Our specialist child representation lawyer works with our interdisciplinary team to ensure that children are represented in legal and administrative proceedings. We attach paramount importance to a child-centred approach, encouraging children to express their views freely, defend their rights and understand their situation. In dialogue with children, we encourage the development of their opinions, provide them with information appropriate to their age and situation, and defend their interests, whether in the context of family law, migration law or more specifically in transnational procedures.

ISS Switzerland also provides legal assistance to all unaccompanied foreign minors in the canton of Geneva, on behalf of the Child Protection Office or the Courts.

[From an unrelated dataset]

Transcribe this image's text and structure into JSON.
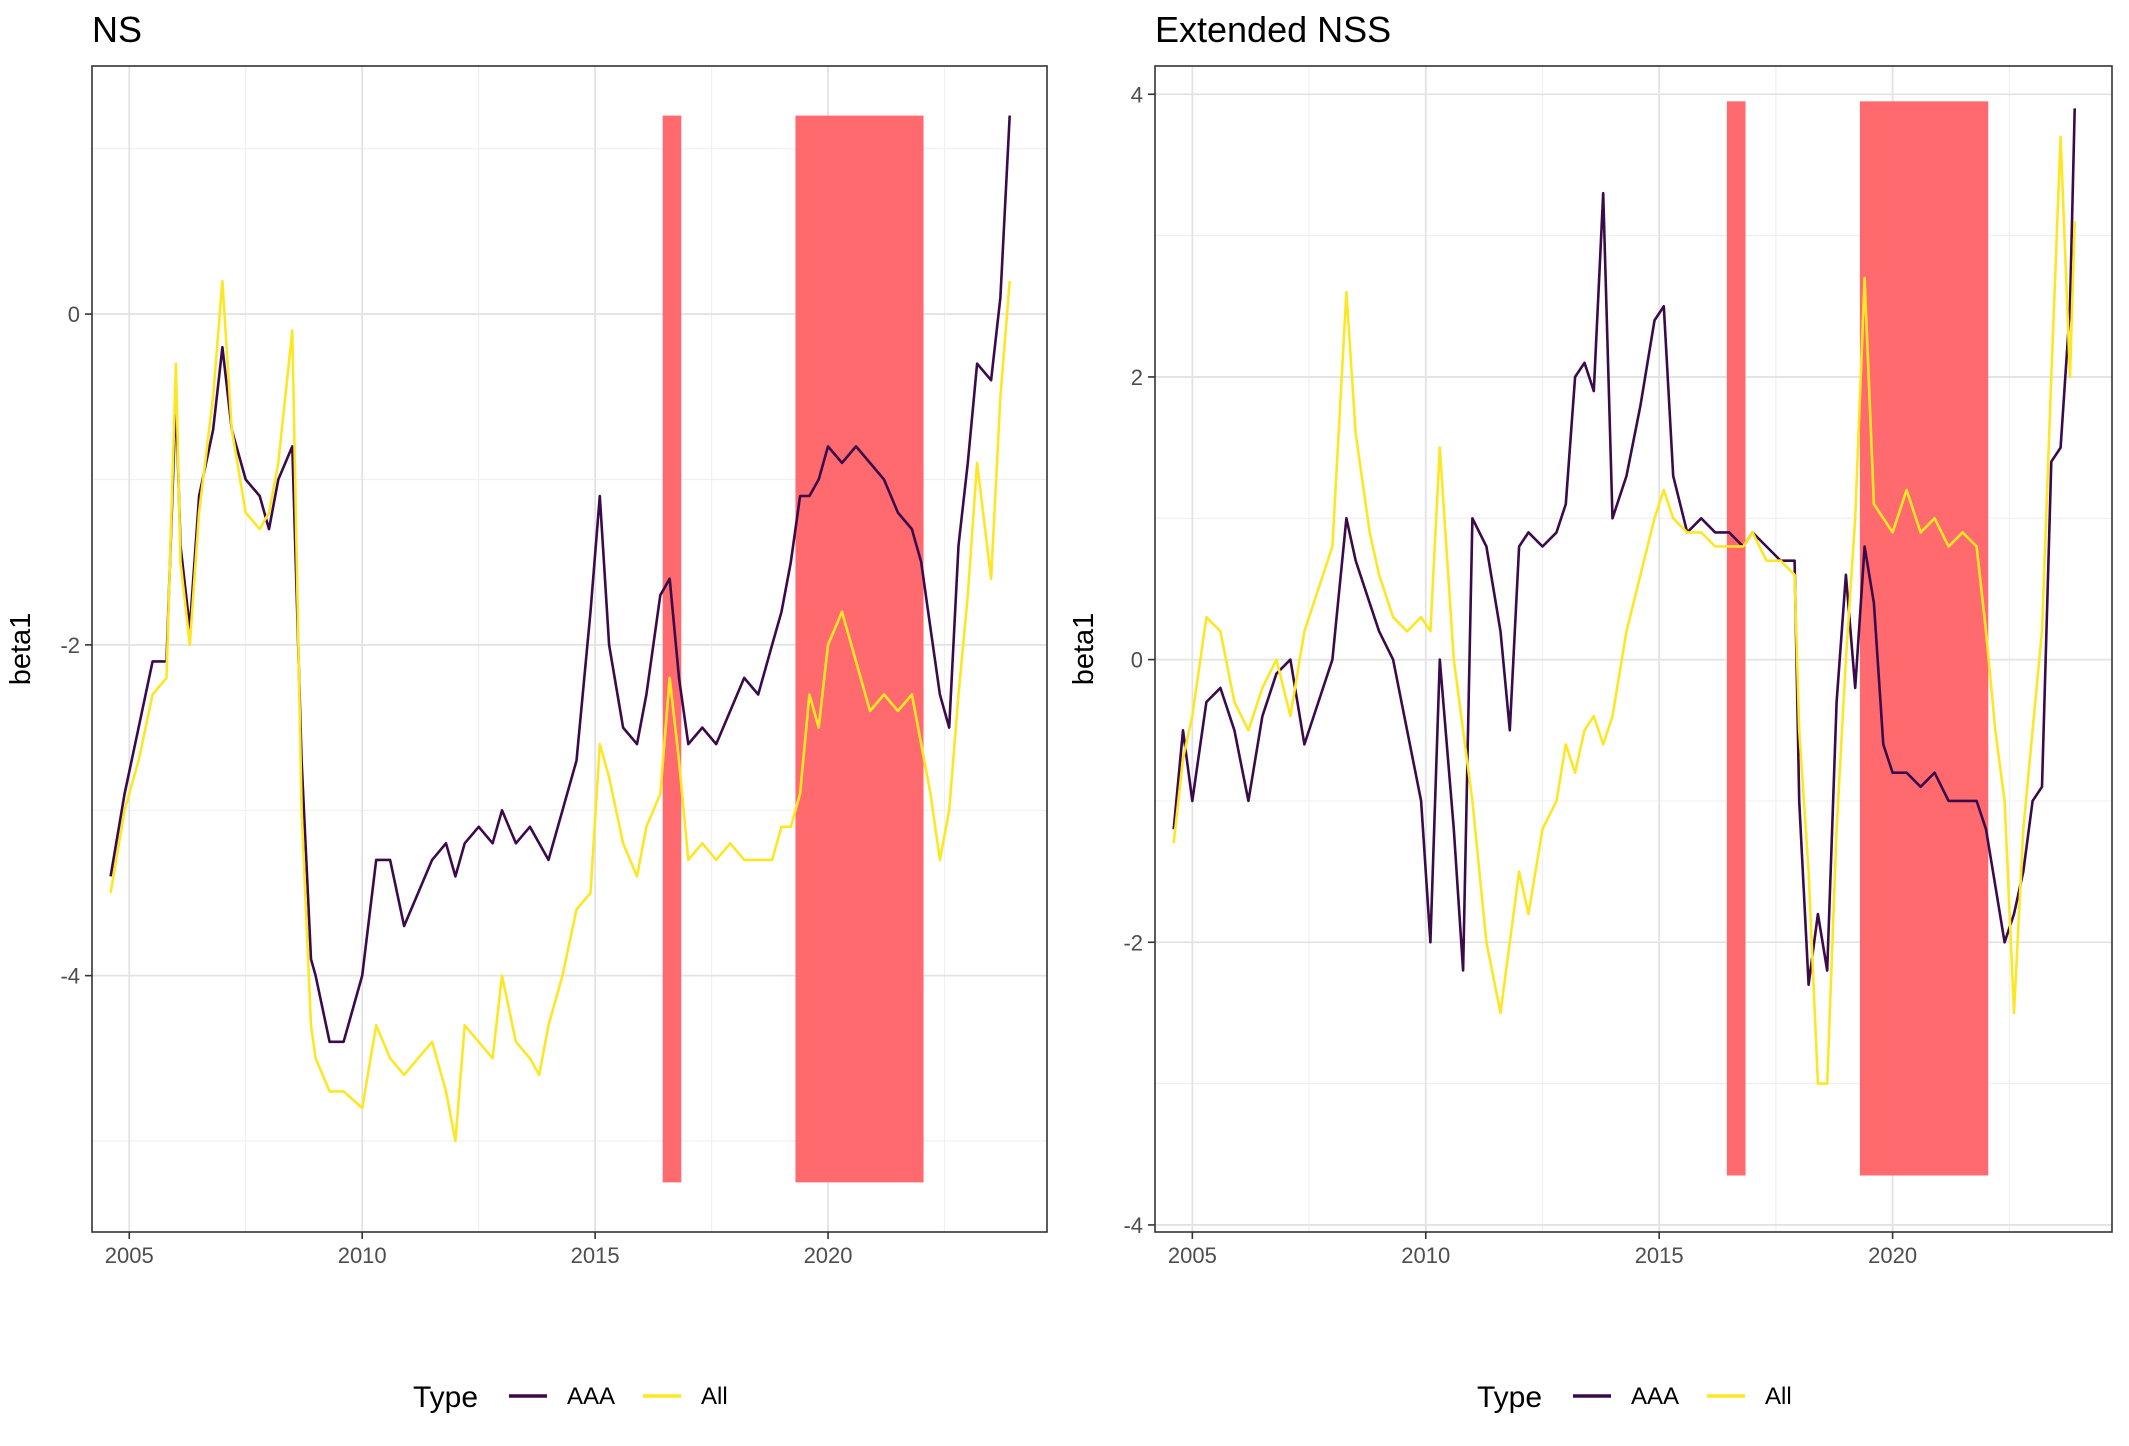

Our lawyer specialising in migration law represents the interests of unaccompanied minors before the competent migration authorities in appeals against refusals of asylum, repatriation or revocation of provisional admission. He submits applications for residence permits or family reunification on their behalf. He also provides information and advice to the guardians of the children concerned.

In 2016, the asylum application of Asma*, an Eritrean girl who fled to Switzerland at the age of 11, was rejected. Following an appeal by ISS Switzerland, which highlighted the risk of her family being persecuted, Asma was granted asylum in 2018. Her guardian then approached us to take the necessary steps to reunite Asma and her mother, as the girl was suffering badly from the long separation. After an initial refusal, the authorities agreed to grant Asma's mother an entry and residence permit for Switzerland, in application of the European Convention on Human Rights.